Code: (Original routine: 22 bytes, 2874 cycles) [Select]
.db __RotCEnd-1-$
ex de,hl
ld hl,vx_SptBuff
ld c,8
push hl
ld b,8
ld a,(de)
rr (hl)
inc hl
djnz __RotCLoop2
pop hl
inc de
dec c
jr nz,__RotCLoop1
Code: (Optimized routine: 20 bytes, 2708 cycles) [Select]
.db __RotCEnd-1-$
ex de,hl
ld c,8+1
ld hl,vx_SptBuff
dec c
ret z
ld b,8
ld a,(de)
rr (hl)
inc l
djnz __RotCLoop2
inc de
jr __RotCLoop1

Code: (Original routine: 22 bytes, 2874 cycles) [Select]
.db __RotCCEnd-1-$
ex de,hl
ld hl,vx_SptBuff
ld c,8
push hl
ld b,8
ld a,(de)
rl (hl)
inc hl
djnz __RotCCLoop2
pop hl
inc de
dec c
jr nz,__RotCCLoop1
Code: (Optimized routine: 20 bytes, 2708 cycles) [Select]
.db __RotCCEnd-1-$
ex de,hl
ld c,8+1
ld hl,vx_SptBuff
dec c
ret z
ld b,8
ld a,(de)
rl (hl)
inc l
djnz __RotCCLoop2
inc de
jr __RotCCLoop1

That's all I have for now. I think I got just about everything I could possibly find, but I might have some more later. And if you want all the routines in one file, I uploaded them all here.
Your nibble read routine that reads from archive will fail, because it's ROM. In that case, it might work to do something like this:
Code: [Select]
.db __Nib2End-$-1
xor a
srl h
rr l
jr c,__Nib2Skip
ld l,a
ld h,0
 O.O How do you do this? You're a madman!

So I've never really used or knew what the rrd and rld instructions did.  I though thought they were some of those obscure instructions like daa, which they are, but I guess there are situations where you can use them, like with daa in the hex routine.  Awesome job there!  I can't believe I missed the push pop thing in the sprite rotation ones, that was embarrassing...  I really do like the getcalc ones, but it uses an inline self-reference.  I think because there's only one, I can easily replace it, but I'll have to make sure.   The inversion one is excellent as well.  I could have sworn I tried that same method before but couldn't get it the same size.

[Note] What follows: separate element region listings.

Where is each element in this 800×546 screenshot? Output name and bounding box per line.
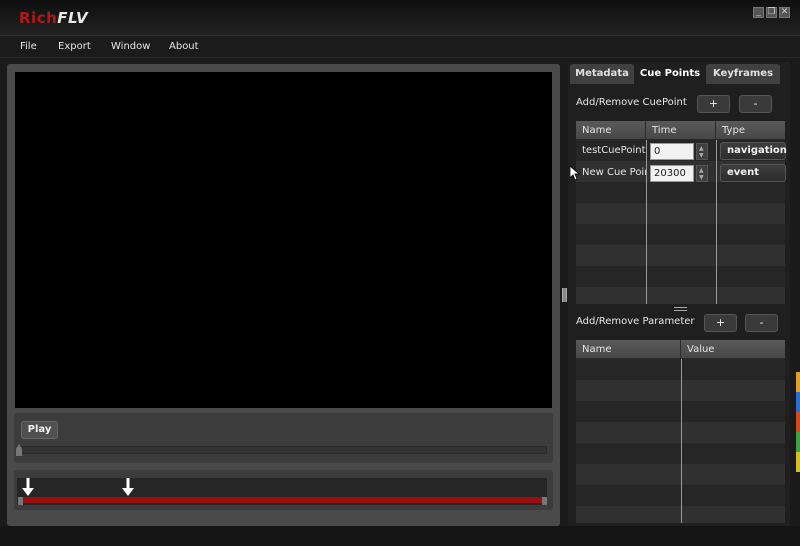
menu-file[interactable]: File (20, 41, 37, 52)
close-button[interactable]: ✕ (779, 7, 790, 18)
close-icon: ✕ (780, 7, 789, 17)
menu-about[interactable]: About (169, 41, 199, 52)
cue-marker-arrow-icon[interactable] (22, 478, 34, 496)
mouse-cursor-icon (570, 166, 580, 181)
cue-timeline-bar[interactable] (22, 497, 544, 503)
maximize-button[interactable]: ❐ (766, 7, 777, 18)
cuepoint-grid-header: Name Time Type (576, 121, 785, 140)
desktop-edge (796, 392, 800, 412)
column-header-value[interactable]: Value (681, 340, 785, 359)
app-logo: RichFLV (19, 9, 88, 27)
cuepoint-type-select[interactable]: event (720, 164, 786, 182)
column-header-type[interactable]: Type (716, 121, 785, 140)
desktop-edge (796, 432, 800, 452)
timeline-start-handle[interactable] (18, 497, 23, 505)
tab-metadata[interactable]: Metadata (570, 64, 634, 84)
video-display[interactable] (15, 72, 552, 408)
cuepoint-time-input[interactable]: 20300 (650, 165, 694, 182)
menu-window[interactable]: Window (111, 41, 150, 52)
maximize-icon: ❐ (767, 7, 776, 17)
desktop-edge (796, 372, 800, 392)
cue-marker-arrow-icon[interactable] (122, 478, 134, 496)
panel-splitter-handle[interactable] (562, 288, 567, 302)
remove-cuepoint-button[interactable]: - (739, 95, 772, 113)
cuepoint-type-select[interactable]: navigation (720, 142, 787, 160)
timeline-end-handle[interactable] (542, 497, 547, 505)
cuepoint-name-cell[interactable]: testCuePoint (582, 145, 646, 156)
title-bar: RichFLV _ ❐ ✕ (0, 0, 800, 36)
column-header-name[interactable]: Name (576, 121, 646, 140)
tab-cue-points[interactable]: Cue Points (636, 64, 704, 84)
playback-progress-track[interactable] (17, 446, 547, 454)
menu-bar: File Export Window About (0, 36, 800, 58)
parameter-section-label: Add/Remove Parameter (576, 316, 695, 327)
minimize-button[interactable]: _ (753, 7, 764, 18)
app-title-rich: Rich (19, 9, 58, 27)
time-stepper[interactable]: ▲ ▼ (696, 165, 708, 182)
desktop-edge (796, 452, 800, 472)
status-strip (0, 526, 800, 546)
cuepoint-time-input[interactable]: 0 (650, 143, 694, 160)
column-header-name[interactable]: Name (576, 340, 681, 359)
menu-export[interactable]: Export (58, 41, 91, 52)
column-header-time[interactable]: Time (646, 121, 716, 140)
app-title-flv: FLV (57, 9, 89, 27)
time-stepper[interactable]: ▲ ▼ (696, 143, 708, 160)
parameter-grid (576, 359, 785, 523)
resize-grip-icon[interactable] (674, 307, 687, 311)
desktop-edge (796, 412, 800, 432)
cuepoint-name-cell[interactable]: New Cue Poir (582, 167, 646, 178)
parameter-grid-header: Name Value (576, 340, 785, 359)
minimize-icon: _ (756, 7, 761, 17)
add-parameter-button[interactable]: + (704, 314, 737, 332)
cuepoint-section-label: Add/Remove CuePoint (576, 97, 687, 108)
play-button[interactable]: Play (21, 421, 58, 439)
tab-keyframes[interactable]: Keyframes (706, 64, 780, 84)
playback-controls (14, 413, 553, 463)
remove-parameter-button[interactable]: - (745, 314, 778, 332)
add-cuepoint-button[interactable]: + (697, 95, 730, 113)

However, these are the concerns I have:  First, the sprite rotation commands, why did you move the ret to the middle of the routine?  It looks like that's just going to add more cycles since a conditional jr takes the same amount of cycles as a regular jr anyway.  Next, is it really a safe assumption that all ROM pages are between $7F and $FF for all current models and potentially future models?  And lastly, are you sure trying to modifying rom (unsuccessfully) has no potential side effects to things like flags and registers?
« Last Edit: January 06, 2011, 04:50:25 pm by Quigibo »
However, these are the concerns I have:  First, the sprite rotation commands, why did you move the ret to the middle of the routine?  It looks like that's just going to add more cycles since a conditional jr takes the same amount of cycles as a regular jr anyway.

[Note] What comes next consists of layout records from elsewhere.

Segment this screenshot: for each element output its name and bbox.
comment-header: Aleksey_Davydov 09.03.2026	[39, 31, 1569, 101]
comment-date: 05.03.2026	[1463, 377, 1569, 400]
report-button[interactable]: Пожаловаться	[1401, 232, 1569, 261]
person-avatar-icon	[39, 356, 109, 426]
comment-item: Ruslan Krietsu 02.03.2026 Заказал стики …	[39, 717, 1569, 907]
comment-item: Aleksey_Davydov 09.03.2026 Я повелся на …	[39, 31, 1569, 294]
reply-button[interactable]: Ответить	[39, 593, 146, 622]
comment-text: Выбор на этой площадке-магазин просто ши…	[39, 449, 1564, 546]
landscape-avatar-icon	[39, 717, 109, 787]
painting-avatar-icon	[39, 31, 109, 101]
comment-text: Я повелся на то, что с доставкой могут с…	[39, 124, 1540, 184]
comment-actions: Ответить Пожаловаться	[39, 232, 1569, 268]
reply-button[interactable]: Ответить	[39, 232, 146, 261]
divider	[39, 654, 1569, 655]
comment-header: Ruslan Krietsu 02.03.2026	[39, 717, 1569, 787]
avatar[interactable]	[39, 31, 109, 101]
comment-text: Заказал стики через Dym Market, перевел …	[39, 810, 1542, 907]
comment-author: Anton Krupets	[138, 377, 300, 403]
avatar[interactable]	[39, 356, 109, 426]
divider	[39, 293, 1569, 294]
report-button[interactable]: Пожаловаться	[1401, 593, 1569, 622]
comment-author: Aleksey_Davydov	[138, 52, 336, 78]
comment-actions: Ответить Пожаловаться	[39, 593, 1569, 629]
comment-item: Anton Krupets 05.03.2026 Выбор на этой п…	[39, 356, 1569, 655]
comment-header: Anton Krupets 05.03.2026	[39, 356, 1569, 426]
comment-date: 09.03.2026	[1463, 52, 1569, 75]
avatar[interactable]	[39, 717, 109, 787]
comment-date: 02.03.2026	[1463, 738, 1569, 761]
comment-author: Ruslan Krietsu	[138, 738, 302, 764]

Yeah, I'm not really sure why I did that. Feel free to initialize c to 8 instead and decrease and check c at the end using a conditional jump instead.

Next, is it really a safe assumption that all ROM pages are between $7F and $FF for all current models and potentially future models?

$01 and $7F are all ROM pages, and $80-$87 are all RAM pages (at least for the calculators that have all those RAM pages), so it would make sense that $80 and up is RAM. But feel free to leave this optimization out anyways, it only saves 4 cycles part of the time.

And lastly, are you sure trying to modifying rom (unsuccessfully) has no potential side effects to things like flags and registers?

After a quick test, yes, rrd and rld affect a correctly even when hl points to a byte in ROM.

EDIT: By the way Quigibo, the reason I was looking at every source routine for Axe is because I'm documenting the size and (at least approximate) speed of every Axe command. If I finish it, would you want to bundle it with future Axe releases? If not I'd probably post it somewhere on the forums anyway, so people could still see it.